Their experience are mediated through a parental “firewall”. But the rest of reality out there to a child , who is holding an I-pad, is full of promises.

Why, why, why?

Adults can come up with 10 “why nots”, before we can come up with one “why” we should pursue a course of action (change).

Life has dragged us down.

So much that it would be more appropriate for us to wear “handicapped” T-shirts (instead of Superman).

I admire people who show up at the gym. At least, there are a handful of people who know their priorities.

Then, we should be paying attention to legacy.

It’s likely that we will be remembered for one thing, the way Presidents could not live down that one war they presided over.

Will yours be the innovator? The enabler? The leader? The thinker? The Creator? The Peace Maker?

We got that spark of divinity. Just that it got buried deep or blurred along the way.

No one has encouraged us to strive for more, strike for gold, or reach out to the stars.

They want to catch us speeding (they mean the machine, the hidden cameras etc…).

In other words, we live in a society predisposed to punishment instead of rewards.

Yet we pay lip service to employee of the month parking spot (next to handicapped’s).

I have noticed a detrimental trend during the Recession: those who don’t have jobs have gotten used to their second-class citizenry.

And those who hold a job, have also been deflated and resigned to becoming machine-like, which ironically, makes them vulnerable and replaceable by automation.

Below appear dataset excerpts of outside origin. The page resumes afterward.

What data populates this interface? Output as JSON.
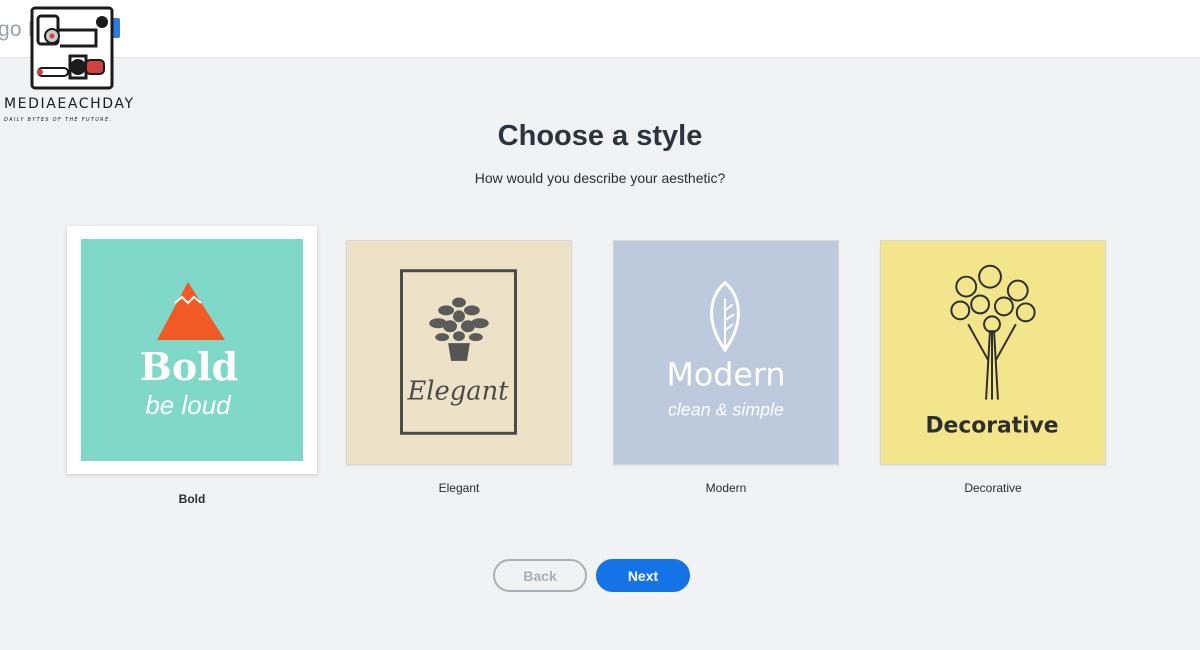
{
  "app": {
    "title": "go Maker"
  },
  "watermark": {
    "name": "MEDIAEACHDAY",
    "tagline": "DAILY BYTES OF THE FUTURE."
  },
  "page": {
    "heading": "Choose a style",
    "subheading": "How would you describe your aesthetic?"
  },
  "styles": [
    {
      "label": "Bold",
      "art_title": "Bold",
      "art_subtitle": "be loud",
      "bg": "#7fd8c8",
      "selected": true
    },
    {
      "label": "Elegant",
      "art_title": "Elegant",
      "bg": "#ede2c7",
      "selected": false
    },
    {
      "label": "Modern",
      "art_title": "Modern",
      "art_subtitle": "clean & simple",
      "bg": "#bdc9dc",
      "selected": false
    },
    {
      "label": "Decorative",
      "art_title": "Decorative",
      "bg": "#f3e58c",
      "selected": false
    }
  ],
  "buttons": {
    "back": "Back",
    "next": "Next"
  },
  "colors": {
    "accent": "#1473e6",
    "bold_mountain": "#f15a24"
  }
}
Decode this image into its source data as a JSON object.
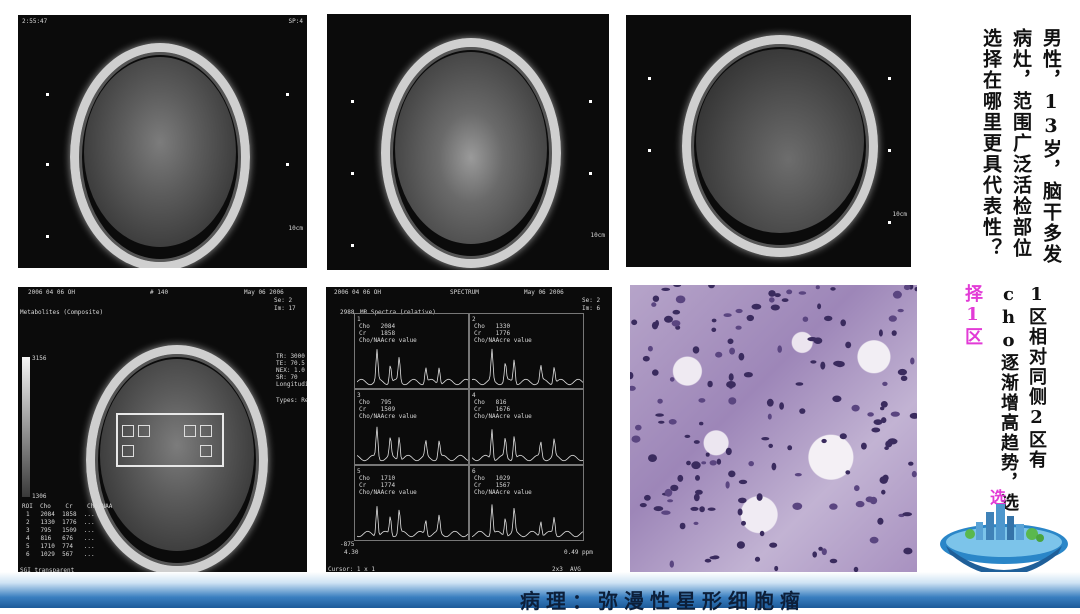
{
  "question_text": "男性，13岁，脑干多发病灶，范围广泛活检部位选择在哪里更具代表性？",
  "answer_main": "1区相对同侧2区有cho逐渐增高趋势，选",
  "answer_highlight": "择1区",
  "answer_accent_char": "选",
  "bottom_caption": "病理：弥漫性星形细胞瘤",
  "mri_top_left": {
    "corner_tl": "2:55:47",
    "corner_tr": "SP:4",
    "scale": "10cm"
  },
  "mri_top_mid": {
    "scale": "10cm"
  },
  "mri_top_right": {
    "scale": "10cm"
  },
  "mrs_map": {
    "header_l": "2006 04 06 OH",
    "header_mid": "# 140",
    "date": "May 06 2006",
    "se": "Se: 2",
    "im": "Im: 17",
    "title": "Metabolites (Composite)",
    "scale_top": "3156",
    "scale_bot": "1306",
    "params": "TR: 3000\nTE: 70.5\nNEX: 1.0\nSR: 70\nLongitudinal",
    "type": "Types: Re",
    "table_header": "ROI  Cho    Cr    Cho/NAA",
    "rows": [
      "1   2084  1858  ...",
      "2   1330  1776  ...",
      "3   795   1509  ...",
      "4   816   676   ...",
      "5   1710  774   ...",
      "6   1029  567   ..."
    ],
    "footer": "SGI transparent"
  },
  "mrs_spectrum": {
    "header_l": "2006 04 06 OH",
    "title": "SPECTRUM",
    "date": "May 06 2006",
    "se": "Se: 2",
    "im": "Im: 6",
    "yaxis_top": "2988",
    "yaxis_label": "MR Spectra (relative)",
    "yaxis_bot": "-875",
    "xaxis_l": "4.30",
    "xaxis_r": "0.49 ppm",
    "cursor": "Cursor: 1 x 1",
    "footer_r": "2x3  AVG",
    "cells": [
      {
        "num": "1",
        "cho": "Cho   2084",
        "cr": "Cr    1858",
        "ratio": "Cho/NAAcre value"
      },
      {
        "num": "2",
        "cho": "Cho   1330",
        "cr": "Cr    1776",
        "ratio": "Cho/NAAcre value"
      },
      {
        "num": "3",
        "cho": "Cho   795",
        "cr": "Cr    1509",
        "ratio": "Cho/NAAcre value"
      },
      {
        "num": "4",
        "cho": "Cho   816",
        "cr": "Cr    1676",
        "ratio": "Cho/NAAcre value"
      },
      {
        "num": "5",
        "cho": "Cho   1710",
        "cr": "Cr    1774",
        "ratio": "Cho/NAAcre value"
      },
      {
        "num": "6",
        "cho": "Cho   1029",
        "cr": "Cr    1567",
        "ratio": "Cho/NAAcre value"
      }
    ]
  }
}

So, the ME decade in the 70’s gradually dies out (as shown in Memoirs and Biography shelves). In its place, we got the rise of the machine, a mindset (resignation to fate) and even the “end of men” as recently emerged in gender discussions. In twenty years, we expect to see more memoirs by accomplished women executives (HP, IBM, xerox, Facebook, yahoo, Pepsi…) and those who broke the glass ceiling, whether occupational or social (Oprah, Melinda Gates, Merkel, Rice, Hillary). Memoirs yet to be written. Could be yours and mine. With extended life expectancy, you do have time to sort and sift through those raw materials for your memoir. Just make sure to use the word WE  often. So We can share it, re-tweet it, and Like it.